Memory Eternal, Sharon Kay Penman!

The following post has been lifted wholesale from my library-school blog, and gently dropped here for the perusal of any who might be interested:

I found out today that one of  my favorite authors growing up, Sharon Kay Penman, has passed away.

Through her Wars of the Roses-set historical novel The Sunne in Splendour, I discovered the world of Richard III, the Ricardians who passionately stand up for him and try indefatigably to clear his name or at least expose the ambiguity and mystery of history, and the excitement of historical investigation. Penman’s work, from this thick but deliciously readable and romantic tome, to her Welsh Princes trilogy comprising Here Be Dragons, Falls the Shadow, and The Reckoning, was a huge part in what inspired me to love history and want to study it at the undergraduate level.

How much delight she has furnished so many readers! Her books are never dry or boring, always sizzling with the humanity, the romance, the drama we love so well, while being well- and lovingly researched. In fact, readers who really got to know her style might even groan a bit at the set-piece scene that became a cliché in her books: the scene of various medieval women discussing childbirth and the medieval customs surrounding it, looking on it with exploratory and appraising eyes, rather more as a modern woman would look and reflect. If this type of scene became a sort of didactic tool to waken readers to the different times that the Middle Ages were, it worked, and even its ubiquity through various volumes of her work made it look like an old friend. There it is again, the SKP childbirth discussion scene! Rather cosy, if anything.

So, Penman often wrote from women’s points of view with stirring warmth and sympathy, and it made perfect sense for a young woman like me to enjoy and fall into her stories so easily, when we had been told that women did not have much power or presence in detectable history. But she also wrote men with great sympathy and flair. Who can forget the figure of Richard from The Sunne in Splendour? True: instead of an evil gargoyle she made him if anything perhaps too good; but very memorable; and memorable also was the relationship dynamic between Edward IV and Elizabeth Woodville. And Warwick the Kingmaker, and tragic George of Clarence. How much Wars of the Roses genealogy and history I learned so effortlessly because it was embedded in a beautifully-wrought story! Reading textbooks afterwards on the Wars of the Roses was thereafter infinitely easier (not to mention Shakespeare). This is what good historical fiction can do: hook you, and open up the real world and art to you with more vividness and passion.

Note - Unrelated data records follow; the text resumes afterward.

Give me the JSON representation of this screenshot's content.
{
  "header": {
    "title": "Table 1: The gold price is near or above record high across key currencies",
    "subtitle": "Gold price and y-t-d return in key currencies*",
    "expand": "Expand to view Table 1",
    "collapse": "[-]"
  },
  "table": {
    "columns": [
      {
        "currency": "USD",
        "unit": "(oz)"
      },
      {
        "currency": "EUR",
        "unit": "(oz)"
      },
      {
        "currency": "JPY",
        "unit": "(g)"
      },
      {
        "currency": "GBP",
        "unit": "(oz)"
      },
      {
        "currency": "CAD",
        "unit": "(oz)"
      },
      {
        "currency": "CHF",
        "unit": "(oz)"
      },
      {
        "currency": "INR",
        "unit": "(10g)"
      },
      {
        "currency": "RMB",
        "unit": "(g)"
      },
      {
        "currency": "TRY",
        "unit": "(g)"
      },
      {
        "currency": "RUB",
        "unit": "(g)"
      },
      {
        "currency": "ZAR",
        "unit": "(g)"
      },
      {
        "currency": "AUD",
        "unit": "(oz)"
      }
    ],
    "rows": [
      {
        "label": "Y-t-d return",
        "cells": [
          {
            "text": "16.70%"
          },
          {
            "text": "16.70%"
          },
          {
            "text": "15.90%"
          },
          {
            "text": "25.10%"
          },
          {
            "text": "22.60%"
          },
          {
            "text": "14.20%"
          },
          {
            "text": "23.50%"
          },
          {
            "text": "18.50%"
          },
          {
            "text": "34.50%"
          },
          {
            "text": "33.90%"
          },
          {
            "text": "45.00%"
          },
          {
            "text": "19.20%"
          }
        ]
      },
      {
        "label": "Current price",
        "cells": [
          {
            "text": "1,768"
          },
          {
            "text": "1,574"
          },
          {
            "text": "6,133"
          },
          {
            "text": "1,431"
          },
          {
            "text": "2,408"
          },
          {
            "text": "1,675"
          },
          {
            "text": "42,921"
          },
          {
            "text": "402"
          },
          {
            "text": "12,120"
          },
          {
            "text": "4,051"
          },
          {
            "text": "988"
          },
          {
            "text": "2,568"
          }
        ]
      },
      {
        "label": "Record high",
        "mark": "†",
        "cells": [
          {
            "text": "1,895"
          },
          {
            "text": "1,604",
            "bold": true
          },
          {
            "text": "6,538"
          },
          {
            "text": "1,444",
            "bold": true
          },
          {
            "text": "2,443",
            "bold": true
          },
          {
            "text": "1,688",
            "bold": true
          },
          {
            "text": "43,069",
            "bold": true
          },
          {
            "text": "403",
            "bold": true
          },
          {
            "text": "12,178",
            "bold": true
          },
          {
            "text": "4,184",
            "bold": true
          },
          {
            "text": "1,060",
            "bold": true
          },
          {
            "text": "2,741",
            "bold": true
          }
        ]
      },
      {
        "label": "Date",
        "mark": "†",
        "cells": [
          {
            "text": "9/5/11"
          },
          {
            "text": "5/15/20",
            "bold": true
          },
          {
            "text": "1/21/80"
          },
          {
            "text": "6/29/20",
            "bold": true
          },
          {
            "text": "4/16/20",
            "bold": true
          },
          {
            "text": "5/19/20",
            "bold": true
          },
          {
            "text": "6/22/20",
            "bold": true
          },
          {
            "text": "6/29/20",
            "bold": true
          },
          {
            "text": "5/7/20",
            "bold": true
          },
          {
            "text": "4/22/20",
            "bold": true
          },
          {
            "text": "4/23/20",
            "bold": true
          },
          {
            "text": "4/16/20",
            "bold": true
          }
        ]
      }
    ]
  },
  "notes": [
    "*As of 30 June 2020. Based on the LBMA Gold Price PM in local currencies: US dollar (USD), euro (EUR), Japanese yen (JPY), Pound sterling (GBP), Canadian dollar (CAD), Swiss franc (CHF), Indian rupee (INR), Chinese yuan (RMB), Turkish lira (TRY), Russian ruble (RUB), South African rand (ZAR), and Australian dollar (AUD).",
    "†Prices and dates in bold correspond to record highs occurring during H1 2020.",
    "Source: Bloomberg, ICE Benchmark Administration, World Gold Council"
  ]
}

And who can read and not fall in love with the Llewelyns of the Welsh Princes books? Perhaps most poignantly with the tragically doomed last prince. My good friend and I were reading these books at the same time and, as I cried when I finished The Sunne in Splendour, my friend admits to crying when she finished The Reckoning. I have often reflected, what would the real historical personages think about these fictionalizations of their life? Surely they would not feel badly, to be remembered in some way so long after, and with such sympathy.

I don’t want to fail to do justice to her other books that I enjoyed, such as When Christ and His Saints Slept, which began another series, this time about the Angevins. This series continued with further volumes about Henry II and Eleanor of Aquitaine, which I unfortunately stopped reading after waiting years for The Devil’s Brood to come out. Penman also wrote some medieval mysteries having Eleanor of Aquitaine as a major minor character (if that makes sense).

But I heard today of Sharon Kay Penman’s passing I just wanted to express my gratitude to her, for her, and for her work. In the world of books and libraries, Penman loomed large for me. How often did I check her out from my high school library or my public library! How often did I rush excitedly to the local independent bookstore to obtain my own copy of these books which I so loved to lose myself in. And how amazing that through enjoying myself I also received an education and an impetus to get educated about history, for the sheer excitement and fun of it.

I thought I’d end here with a little link to the amazing story of how they discovered the remains of Richard III in Leicester. If it had not been for Sharon Kay Penman, I would not have cared or known what was happening. I would go further and assert that without people like Sharon Kay Penman, amazing archaeological discoveries like this just would not happen. How else can the public go from being indifferent to a historical cause some 500 years gone, to passionate involvement, against every opposition, to see the excavation through? (If you want to explore this amazing story I would recommend reading about it, it will blow your mind! It did mine, anyway, and does, to this day!) Without that human element, that spice of the imagination, how else could any truly great and mind-blowing discoveries truly be made? That’s something to ponder, if you ask me.